Naalu Policeum Nalla Irundha Oorum is the kind of film where we’re not supposed to care that it looks like a Class IV production of Aattukkara Alamelu. The jokes are supposed to be the thing – and for a brief while, they are. The four cops of the title (Arulnithi, Singampuli, Bagavathi Perumal, Rajkumar) live in the village of the title. It’s a crime-free village. There’s a gold chain on the street, and no one picks it up – I mean, not even a dog or a crow or a child fascinated by a shiny thing makes off with it. Such a utopia, naturally, needs no cops – and so the dismayed quartet receives a transfer order to someplace spilling over with riots. Singampuli gets a bright idea (and in case we don’t get it, a bulb appears on screen, behind him, and lights up): Why not stage phony crimes and create the impression that this village does need cops?
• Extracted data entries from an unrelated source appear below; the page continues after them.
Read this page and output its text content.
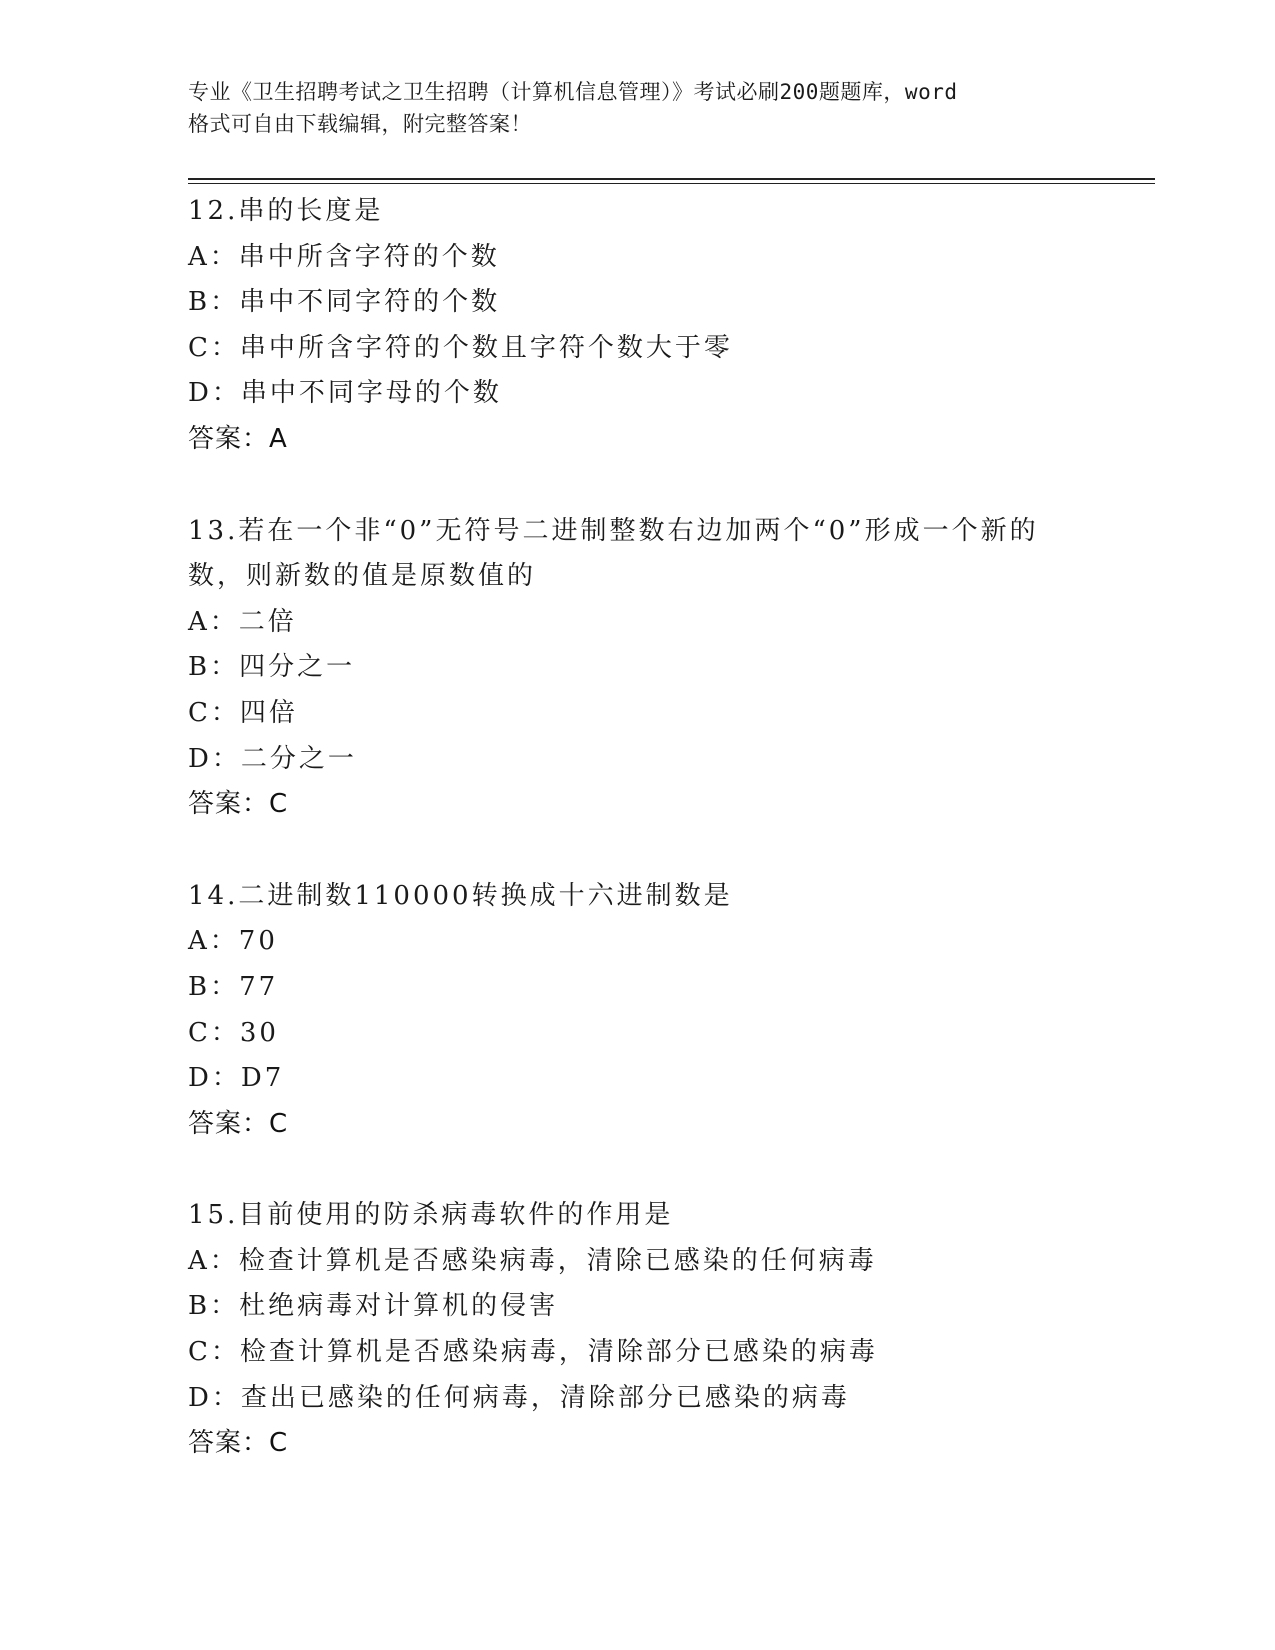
专业《卫生招聘考试之卫生招聘（计算机信息管理）》考试必刷200题题库，word
格式可自由下载编辑，附完整答案！
12.串的长度是
A：串中所含字符的个数
B：串中不同字符的个数
C：串中所含字符的个数且字符个数大于零
D：串中不同字母的个数
答案：A
13.若在一个非“0”无符号二进制整数右边加两个“0”形成一个新的数，则新数的值是原数值的
A：二倍
B：四分之一
C：四倍
D：二分之一
答案：C
14.二进制数110000转换成十六进制数是
A：70
B：77
C：30
D：D7
答案：C
15.目前使用的防杀病毒软件的作用是
A：检查计算机是否感染病毒，清除已感染的任何病毒
B：杜绝病毒对计算机的侵害
C：检查计算机是否感染病毒，清除部分已感染的病毒
D：查出已感染的任何病毒，清除部分已感染的病毒
答案：C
It’s not a bad premise. It’s adapted from a 1939 British comedy named Ask a Policeman. Arulnithi is very awkward. He still hasn’t figured out what to do with his hands while delivering dialogue. But it’s really Singampuli’s show – even if the jokes are predictable. When a knife is thrown at someone who’s fleeing, you know it’s going to land on the butt. Tears are guaranteed – either because you’re laughing so hard, or you’ve realised that of all the things you could be doing with this precious life, you’ve chosen to watch a knife land on a butt. There’s a love angle too – Arulnithi and Remya Nambeesan. She’s a schoolteacher. The heroines in these films are always schoolteachers. He’s the guy who’s tongue-tied every time he sees her, which leads to the film’s only interesting conceit – all the hero-like things he does are in his dreams. He dreams that he fights for her. He dreams that he sings with her – in CS Jayaraman’s voice. I suppose, to a modern-day audience, that’s shorthand for “clutch your sides now.”
And then the director, N J Srikrishna, gets really ambitious. The film switches tracks and becomes a dead-serious parable. About the dangers of deceit. About how civilization is just a veneer and we are all bloodthirsty savages underneath. Suddenly, we get songs that go chinna chinna theeporithaane kaatta koluthuthu – small sparks can burn up forests. You wish one of those sparks had found its way to the film negative. The change of tone is terribly done, and the characters transform instantly, conveniently, like a switch was turned on. And yet, Srikrishna keeps going for laughs. There’s one bizarre bit where a thief (Yogi Babu) orchestrates a series of burglaries – he literally orchestrates it, waving a baton as his minions scamper about stealing stuff. All of this needs infinitely better writing, staging and acting, along with an actual ending. I don’t think I’ve seen another “comedy” that left this bad a taste in the mouth.